Juliana Supplee, 17, of Landsdale, Pa., has been camping in New Hampshire for the past week, but she hasn't been hiking, swimming or canoeing along any pristine lakes or streams. Instead, she has been pounding nails with a construction crew that's building a new deck for a family in Nashua.
Supplee is one of about 130 teens and adults from different parts of the United States and Canada who have made their way to New Hampshire for Workcamp New England, a summer camp that provides home repairs and improvements for families in need.
Litchfield residents Ken and Marcia Therrien volunteer their time as directors for Workcamp, an independent nonprofit organization that began as a project at the Manchester Church of Christ back in the 1980s. Although it is still faith-based, Workcamp welcomes all campers willing to put in a week of demanding labor to make a difference for New Hampshire families.
Workcamp crews of middle school, high school and college students spent the first two weeks of July camped out at Berlin High School, working on projects for families in the northern tip of the state. Adult volunteers teach campers the different techniques and skills needed to complete each job.For the past week, campers have been living in classrooms at Pennichuck Middle School.
Each morning, they headed out at 8 a.m. to build decks, repair roofs, paint walls, replace windows and whatever else needs to be done for homeowners in Nashua, Merrimack, Londonderry and other nearby communities.
"All the work is based on need — financial, physical and emotional need," said Marcia Therrien, who added that families are typically referred by different community groups and social services agencies. The goal is to find jobs that allow people to be warmer, safer, drier and more comfortable in their homes.
Families who have had homes repaired by Workcamp crews are more than happy for the help.
"They have done a heck of a job," said Nashua resident Karen Terilli, who was getting the new deck that Supplee was helping to build. Terilli had quadruplets 16 years ago, and two of her children are in wheelchairs.
"The deck will let them spend a lot more time outdoors," she said. "They'll be able to have their meals outside." And the gratitude goes both ways.
"We are as thankful to the residents as they are to us because they allow us to place kids in their homes to learn skills," said Therrien.
Although campers enjoy learning about different types of tools and repairs, the real payback is in the relationships they create with different people.
"It's really all about the residents," said Supplee, who had the chance to get to know Terilli and her family while working at their home.
"(Karen) shared her struggles and her triumphs with us," said Supplee.Therrien said tuition for Workcamp, which runs about $300 per person, covers the cost of food, transportation and supplies for the projects.
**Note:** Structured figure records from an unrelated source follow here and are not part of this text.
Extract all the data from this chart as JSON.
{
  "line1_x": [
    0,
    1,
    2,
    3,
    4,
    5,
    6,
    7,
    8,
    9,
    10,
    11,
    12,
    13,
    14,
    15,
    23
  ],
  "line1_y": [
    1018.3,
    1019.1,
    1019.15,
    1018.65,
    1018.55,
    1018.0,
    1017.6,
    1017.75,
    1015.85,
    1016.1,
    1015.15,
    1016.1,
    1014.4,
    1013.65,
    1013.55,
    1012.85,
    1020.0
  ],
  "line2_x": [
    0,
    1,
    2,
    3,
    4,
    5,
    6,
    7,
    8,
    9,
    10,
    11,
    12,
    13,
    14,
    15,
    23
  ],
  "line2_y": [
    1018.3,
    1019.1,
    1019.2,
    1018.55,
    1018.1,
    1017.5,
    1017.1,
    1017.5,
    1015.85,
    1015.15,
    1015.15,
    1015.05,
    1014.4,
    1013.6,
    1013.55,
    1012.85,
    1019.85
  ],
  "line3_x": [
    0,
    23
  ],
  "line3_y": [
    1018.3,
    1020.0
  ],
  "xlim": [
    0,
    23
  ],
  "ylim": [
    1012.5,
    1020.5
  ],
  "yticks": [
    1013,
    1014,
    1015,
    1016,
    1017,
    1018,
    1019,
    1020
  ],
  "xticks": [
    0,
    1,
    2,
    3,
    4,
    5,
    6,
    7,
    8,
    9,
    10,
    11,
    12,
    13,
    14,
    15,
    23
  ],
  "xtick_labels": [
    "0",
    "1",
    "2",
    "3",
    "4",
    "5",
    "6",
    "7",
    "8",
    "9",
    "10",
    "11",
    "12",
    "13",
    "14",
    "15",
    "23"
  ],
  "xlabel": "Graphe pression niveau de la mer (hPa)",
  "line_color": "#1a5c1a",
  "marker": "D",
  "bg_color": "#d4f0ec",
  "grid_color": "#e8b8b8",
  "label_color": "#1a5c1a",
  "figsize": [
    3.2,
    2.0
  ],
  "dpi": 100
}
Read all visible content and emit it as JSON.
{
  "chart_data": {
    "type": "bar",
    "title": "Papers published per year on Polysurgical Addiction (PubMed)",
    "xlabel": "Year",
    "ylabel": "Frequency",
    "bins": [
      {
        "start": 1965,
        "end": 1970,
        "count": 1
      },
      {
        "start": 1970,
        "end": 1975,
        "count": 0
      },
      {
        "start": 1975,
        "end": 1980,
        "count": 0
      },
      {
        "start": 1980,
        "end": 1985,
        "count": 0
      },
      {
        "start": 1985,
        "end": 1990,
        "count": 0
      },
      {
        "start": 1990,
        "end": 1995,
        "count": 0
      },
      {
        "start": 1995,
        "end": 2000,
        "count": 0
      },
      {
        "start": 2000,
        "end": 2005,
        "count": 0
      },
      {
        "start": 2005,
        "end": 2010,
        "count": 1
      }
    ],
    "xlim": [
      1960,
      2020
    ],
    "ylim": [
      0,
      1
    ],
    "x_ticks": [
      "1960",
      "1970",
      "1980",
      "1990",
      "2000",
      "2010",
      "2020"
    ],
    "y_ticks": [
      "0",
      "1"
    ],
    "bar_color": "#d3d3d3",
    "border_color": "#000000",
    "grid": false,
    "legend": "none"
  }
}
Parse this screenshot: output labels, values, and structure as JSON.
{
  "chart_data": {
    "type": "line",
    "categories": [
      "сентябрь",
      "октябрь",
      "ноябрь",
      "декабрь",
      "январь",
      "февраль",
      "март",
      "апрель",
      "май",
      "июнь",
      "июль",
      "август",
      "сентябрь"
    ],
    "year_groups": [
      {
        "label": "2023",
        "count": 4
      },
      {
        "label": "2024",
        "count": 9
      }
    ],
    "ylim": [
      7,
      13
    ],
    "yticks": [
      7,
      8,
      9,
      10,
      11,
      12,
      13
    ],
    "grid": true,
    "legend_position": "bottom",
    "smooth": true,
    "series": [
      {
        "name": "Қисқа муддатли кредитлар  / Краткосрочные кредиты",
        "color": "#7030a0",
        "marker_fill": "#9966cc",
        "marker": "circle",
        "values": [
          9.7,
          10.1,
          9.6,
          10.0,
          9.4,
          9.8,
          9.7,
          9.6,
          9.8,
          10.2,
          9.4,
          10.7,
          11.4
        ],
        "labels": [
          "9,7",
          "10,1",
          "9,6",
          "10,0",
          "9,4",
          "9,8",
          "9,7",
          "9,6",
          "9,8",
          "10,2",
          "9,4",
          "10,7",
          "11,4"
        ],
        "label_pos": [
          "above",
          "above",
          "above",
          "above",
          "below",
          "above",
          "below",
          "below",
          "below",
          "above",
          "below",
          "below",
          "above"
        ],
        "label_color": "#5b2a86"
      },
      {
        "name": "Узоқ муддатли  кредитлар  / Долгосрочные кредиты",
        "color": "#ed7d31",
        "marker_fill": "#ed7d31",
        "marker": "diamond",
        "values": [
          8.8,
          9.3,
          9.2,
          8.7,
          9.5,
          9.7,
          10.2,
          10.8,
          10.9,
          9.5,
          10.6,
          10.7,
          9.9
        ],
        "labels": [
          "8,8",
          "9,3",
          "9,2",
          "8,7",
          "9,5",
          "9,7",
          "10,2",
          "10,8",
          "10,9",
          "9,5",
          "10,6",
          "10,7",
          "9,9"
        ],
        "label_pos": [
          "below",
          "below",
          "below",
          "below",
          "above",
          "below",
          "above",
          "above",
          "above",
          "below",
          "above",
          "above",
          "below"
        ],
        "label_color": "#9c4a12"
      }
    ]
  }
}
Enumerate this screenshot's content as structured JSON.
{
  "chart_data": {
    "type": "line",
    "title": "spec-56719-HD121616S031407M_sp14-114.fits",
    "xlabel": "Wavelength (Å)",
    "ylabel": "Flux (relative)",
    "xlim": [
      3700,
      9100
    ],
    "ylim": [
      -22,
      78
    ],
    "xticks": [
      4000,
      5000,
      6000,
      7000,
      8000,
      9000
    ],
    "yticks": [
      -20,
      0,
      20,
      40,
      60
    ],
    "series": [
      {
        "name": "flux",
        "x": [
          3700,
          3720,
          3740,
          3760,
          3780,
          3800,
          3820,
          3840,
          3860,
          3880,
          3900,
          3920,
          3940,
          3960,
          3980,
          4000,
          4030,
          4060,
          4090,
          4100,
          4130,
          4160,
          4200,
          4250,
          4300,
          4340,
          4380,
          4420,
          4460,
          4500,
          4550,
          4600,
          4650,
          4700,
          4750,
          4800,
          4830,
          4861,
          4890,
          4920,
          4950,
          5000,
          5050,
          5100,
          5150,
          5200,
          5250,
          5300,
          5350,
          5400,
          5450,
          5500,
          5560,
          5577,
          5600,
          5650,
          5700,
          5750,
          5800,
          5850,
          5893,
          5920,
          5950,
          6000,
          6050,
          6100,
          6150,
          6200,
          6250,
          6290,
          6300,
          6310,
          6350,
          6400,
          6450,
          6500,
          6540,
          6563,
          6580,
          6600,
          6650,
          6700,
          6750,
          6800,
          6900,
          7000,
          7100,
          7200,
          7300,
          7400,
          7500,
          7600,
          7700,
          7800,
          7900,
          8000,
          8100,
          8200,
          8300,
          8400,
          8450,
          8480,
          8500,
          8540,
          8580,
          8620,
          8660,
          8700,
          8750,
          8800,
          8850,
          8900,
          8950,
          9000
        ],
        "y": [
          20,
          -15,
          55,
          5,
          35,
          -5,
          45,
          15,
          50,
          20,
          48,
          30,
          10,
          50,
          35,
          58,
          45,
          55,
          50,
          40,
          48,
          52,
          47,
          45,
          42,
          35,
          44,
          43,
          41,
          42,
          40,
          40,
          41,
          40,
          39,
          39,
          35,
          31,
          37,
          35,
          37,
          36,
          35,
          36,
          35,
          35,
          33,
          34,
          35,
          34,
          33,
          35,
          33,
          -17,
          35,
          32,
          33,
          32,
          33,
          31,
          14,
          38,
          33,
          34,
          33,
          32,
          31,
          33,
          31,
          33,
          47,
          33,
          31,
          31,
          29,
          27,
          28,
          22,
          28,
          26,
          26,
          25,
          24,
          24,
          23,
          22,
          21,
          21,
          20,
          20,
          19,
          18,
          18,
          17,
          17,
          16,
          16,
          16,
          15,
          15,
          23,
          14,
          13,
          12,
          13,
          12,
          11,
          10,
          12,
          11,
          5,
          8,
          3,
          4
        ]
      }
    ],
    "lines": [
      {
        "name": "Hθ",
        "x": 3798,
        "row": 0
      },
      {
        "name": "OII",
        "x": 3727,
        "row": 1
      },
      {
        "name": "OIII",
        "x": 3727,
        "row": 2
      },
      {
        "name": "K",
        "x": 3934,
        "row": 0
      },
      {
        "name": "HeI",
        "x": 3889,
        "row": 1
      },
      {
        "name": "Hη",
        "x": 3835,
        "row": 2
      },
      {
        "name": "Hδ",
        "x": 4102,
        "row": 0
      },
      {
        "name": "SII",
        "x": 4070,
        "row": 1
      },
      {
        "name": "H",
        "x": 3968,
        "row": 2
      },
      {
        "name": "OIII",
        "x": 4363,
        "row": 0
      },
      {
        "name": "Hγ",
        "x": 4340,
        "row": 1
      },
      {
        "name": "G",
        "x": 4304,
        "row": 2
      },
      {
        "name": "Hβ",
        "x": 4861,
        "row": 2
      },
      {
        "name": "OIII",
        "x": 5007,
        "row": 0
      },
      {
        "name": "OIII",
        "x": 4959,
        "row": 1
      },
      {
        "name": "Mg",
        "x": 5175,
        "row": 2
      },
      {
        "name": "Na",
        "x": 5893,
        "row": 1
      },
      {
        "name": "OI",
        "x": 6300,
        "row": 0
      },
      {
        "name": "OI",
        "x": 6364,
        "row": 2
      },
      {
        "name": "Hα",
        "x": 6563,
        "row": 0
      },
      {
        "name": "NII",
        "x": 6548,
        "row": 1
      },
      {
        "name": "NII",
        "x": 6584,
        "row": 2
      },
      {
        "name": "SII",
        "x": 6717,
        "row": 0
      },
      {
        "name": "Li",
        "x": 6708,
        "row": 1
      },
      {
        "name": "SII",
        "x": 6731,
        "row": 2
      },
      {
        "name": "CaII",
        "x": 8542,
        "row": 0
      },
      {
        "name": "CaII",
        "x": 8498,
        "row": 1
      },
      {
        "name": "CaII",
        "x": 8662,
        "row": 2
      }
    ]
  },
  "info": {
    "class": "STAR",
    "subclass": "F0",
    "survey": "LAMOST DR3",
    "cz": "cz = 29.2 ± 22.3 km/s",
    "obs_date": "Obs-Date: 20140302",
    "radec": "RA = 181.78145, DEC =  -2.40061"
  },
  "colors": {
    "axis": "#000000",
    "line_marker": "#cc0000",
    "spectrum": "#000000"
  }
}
A few staff members receive a very small stipend and the rest of the camp runs on volunteer power.
"What really touches the kids is going into homes with no toilets or electricity and seeing how different families live," said Therrien. "Most of these kids come from privileged homes, and they are really driven to give something back."
Rhode Island resident Devan Dube, who was back at Workcamp for a second summer, said he appreciates the opportunities he's found in New Hampshire.
"It's just so much fun being here with friends," he said. "And we get so much joy working for people."Therrien said the work at Workcamp can be hard, hot and dirty, but campers and volunteers always get the job done.
"What motivates us is our faith," she said. "We've all been blessed with a lot of stuff, but stuff isn't enough. We're not here to be all churchy on everybody, we just love giving back."